WHAT IS PREMEDICATION?
Surgery is a delicate procedure, and anesthesia is an integral part of it. Surgery in its different forms is invasive to several degrees, and painful. Cutting into the body would normally cause extreme pain that could send the patient into shock, and maybe even death
Anesthesia modulates that pain by muting, reducing and even removing it entirely, putting the patient in a more relaxed state of unconsciousness so that the surgery can be carried out without hitches.
Pre-medication is medication given to act synergistically with the anesthetic agents, usually given before the anesthetic is administered. It prepares the patient for anesthesia and reduces the risk of side-effect from the use of anesthetic agents.
Pre-medication is usually given between 1-3 hours before anesthesia is administered. The practice is fading because of increasingly specific and less risky anesthetic agents, short recovery time (like in outpatient surgery) and personal preference by patients. The choice of medication will depend on the patient’s medical history, the type of anesthesia to be used in surgery, and the patient’s peculiar needs.
WHY IS PREMEDICATION GIVEN?
- As an agent to optimize and enhance anesthesia
- To relieve anxiety and stress
- To create optimal conditions for surgery
- To ease anesthesia-induced nausea and vomiting
- To reduce the risk of vagal reaction to anesthesia, especially when the patient is intubated.
- To relieve acute, short-term pain before surgery.

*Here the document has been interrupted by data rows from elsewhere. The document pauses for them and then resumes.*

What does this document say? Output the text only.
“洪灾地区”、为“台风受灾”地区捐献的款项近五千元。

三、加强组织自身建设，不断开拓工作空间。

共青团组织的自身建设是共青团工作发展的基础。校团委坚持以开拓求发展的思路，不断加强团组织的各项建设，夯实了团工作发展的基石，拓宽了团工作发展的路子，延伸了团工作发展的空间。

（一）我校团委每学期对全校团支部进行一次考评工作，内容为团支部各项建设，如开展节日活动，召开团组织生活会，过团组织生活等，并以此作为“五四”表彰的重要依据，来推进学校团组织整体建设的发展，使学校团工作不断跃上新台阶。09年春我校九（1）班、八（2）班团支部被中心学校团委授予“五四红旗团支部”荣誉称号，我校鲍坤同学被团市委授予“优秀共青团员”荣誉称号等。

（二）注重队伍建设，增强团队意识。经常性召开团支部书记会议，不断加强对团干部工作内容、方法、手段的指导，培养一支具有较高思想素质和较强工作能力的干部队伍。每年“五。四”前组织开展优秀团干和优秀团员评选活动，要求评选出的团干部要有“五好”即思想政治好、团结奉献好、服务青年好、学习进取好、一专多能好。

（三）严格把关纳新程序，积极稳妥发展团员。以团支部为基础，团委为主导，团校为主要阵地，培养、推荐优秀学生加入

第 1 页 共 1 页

- To induce gastric emptying and prevent regurgitation during surgery.
TYPES OF PRE-MEDICATION
Analgesics: Non-steroidal anti-inflammatory agents (NSAIDS) and opioids can be given for patient’s relaxation and comfort. These are given with caution, especially when administering opioids, to reduce the risk of respiratory suppression later in surgery. Analgesics are given to relieve acute pain and make the patient more comfortable before surgery. They can, however, inducenausea and cause vomiting. Their benefits should be carefully weighed against the potential risks.

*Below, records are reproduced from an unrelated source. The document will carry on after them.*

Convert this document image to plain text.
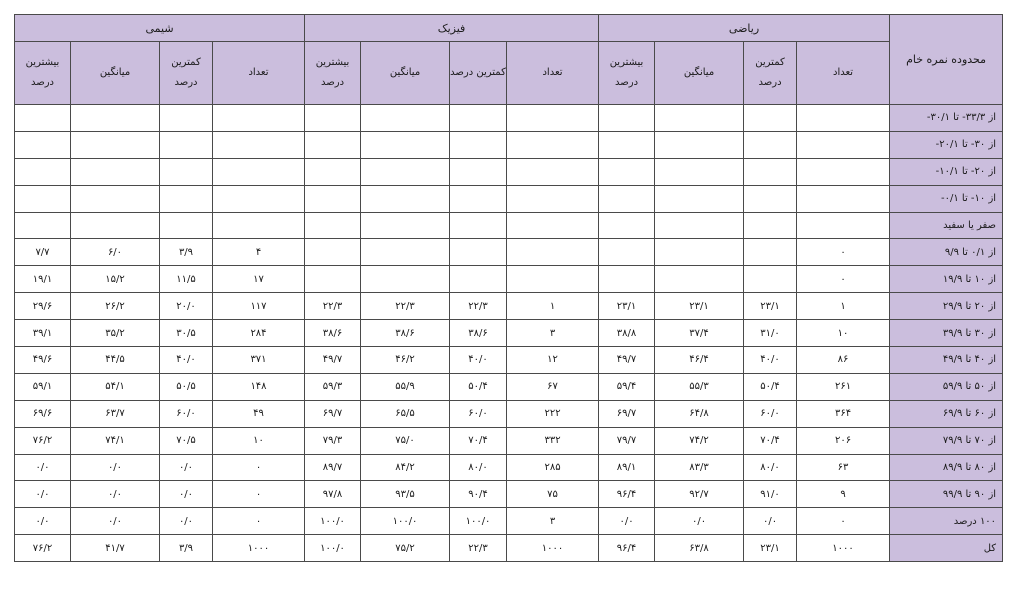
شیمی				فیزیک				ریاضی				محدوده نمره خام
بیشترین درصد	میانگین	کمترین درصد	تعداد	بیشترین درصد	میانگین	کمترین درصد	تعداد	بیشترین درصد	میانگین	کمترین درصد	تعداد	
												از ۳۳/۳- تا ۳۰/۱-
												از ۳۰- تا ۲۰/۱-
												از ۲۰- تا ۱۰/۱-
												از ۱۰- تا ۰/۱-
												صفر یا سفید
۷/۷	۶/۰	۳/۹	۴								۰	از ۰/۱ تا ۹/۹
۱۹/۱	۱۵/۲	۱۱/۵	۱۷								۰	از ۱۰ تا ۱۹/۹
۲۹/۶	۲۶/۲	۲۰/۰	۱۱۷	۲۲/۳	۲۲/۳	۲۲/۳	۱	۲۳/۱	۲۳/۱	۲۳/۱	۱	از ۲۰ تا ۲۹/۹
۳۹/۱	۳۵/۲	۳۰/۵	۲۸۴	۳۸/۶	۳۸/۶	۳۸/۶	۳	۳۸/۸	۳۷/۴	۳۱/۰	۱۰	از ۳۰ تا ۳۹/۹
۴۹/۶	۴۴/۵	۴۰/۰	۳۷۱	۴۹/۷	۴۶/۲	۴۰/۰	۱۲	۴۹/۷	۴۶/۴	۴۰/۰	۸۶	از ۴۰ تا ۴۹/۹
۵۹/۱	۵۴/۱	۵۰/۵	۱۴۸	۵۹/۳	۵۵/۹	۵۰/۴	۶۷	۵۹/۴	۵۵/۳	۵۰/۴	۲۶۱	از ۵۰ تا ۵۹/۹
۶۹/۶	۶۳/۷	۶۰/۰	۴۹	۶۹/۷	۶۵/۵	۶۰/۰	۲۲۲	۶۹/۷	۶۴/۸	۶۰/۰	۳۶۴	از ۶۰ تا ۶۹/۹
۷۶/۲	۷۴/۱	۷۰/۵	۱۰	۷۹/۳	۷۵/۰	۷۰/۴	۳۳۲	۷۹/۷	۷۴/۲	۷۰/۴	۲۰۶	از ۷۰ تا ۷۹/۹
۰/۰	۰/۰	۰/۰	۰	۸۹/۷	۸۴/۲	۸۰/۰	۲۸۵	۸۹/۱	۸۳/۳	۸۰/۰	۶۳	از ۸۰ تا ۸۹/۹
۰/۰	۰/۰	۰/۰	۰	۹۷/۸	۹۳/۵	۹۰/۴	۷۵	۹۶/۴	۹۲/۷	۹۱/۰	۹	از ۹۰ تا ۹۹/۹
۰/۰	۰/۰	۰/۰	۰	۱۰۰/۰	۱۰۰/۰	۱۰۰/۰	۳	۰/۰	۰/۰	۰/۰	۰	۱۰۰ درصد
۷۶/۲	۴۱/۷	۳/۹	۱۰۰۰	۱۰۰/۰	۷۵/۲	۲۲/۳	۱۰۰۰	۹۶/۴	۶۳/۸	۲۳/۱	۱۰۰۰	کل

Anti-emetics: Emesis (vomiting) is an unpleasant side-effect of some anesthetic agents, particularly antihistamines and hyoscine. An anti-emetic can be given to the patient to prevent this side effect and to induce gastric emptying when it is necessary.
When the surgery involves a high risk or regurgitation, Anti-emetics help to reduce the risk and prevent complications.
Anti-vagal: Some anesthetic agents can induce bradycardia (abnormally slow heartbeat), especially ketamines. In this case, an anti-vagal compound like hyoscine can be given to prevent bradycardia action after administration of the anesthetic agent.Hyoscine also reduces salivation, which could interfere with intubation and cause the patient to choke. It can also induce amnesia.
The side effect of dry mouth though could become a problem for the patient as the mouth needs lubrication to prevent injuries by intubation.
Sedatives: Before benzodiazepines or mild opioids are given to patients who are anxious about having surgery, they should be reassured and put at ease first. Sedatives should be given as a last resort.
To induce amnesia: A deeper state of amnesia will mean that the patient will not need a high dose of anesthetics. This can be achieved by pre-medication, putting the patient deeper under and reducing the attendant risks.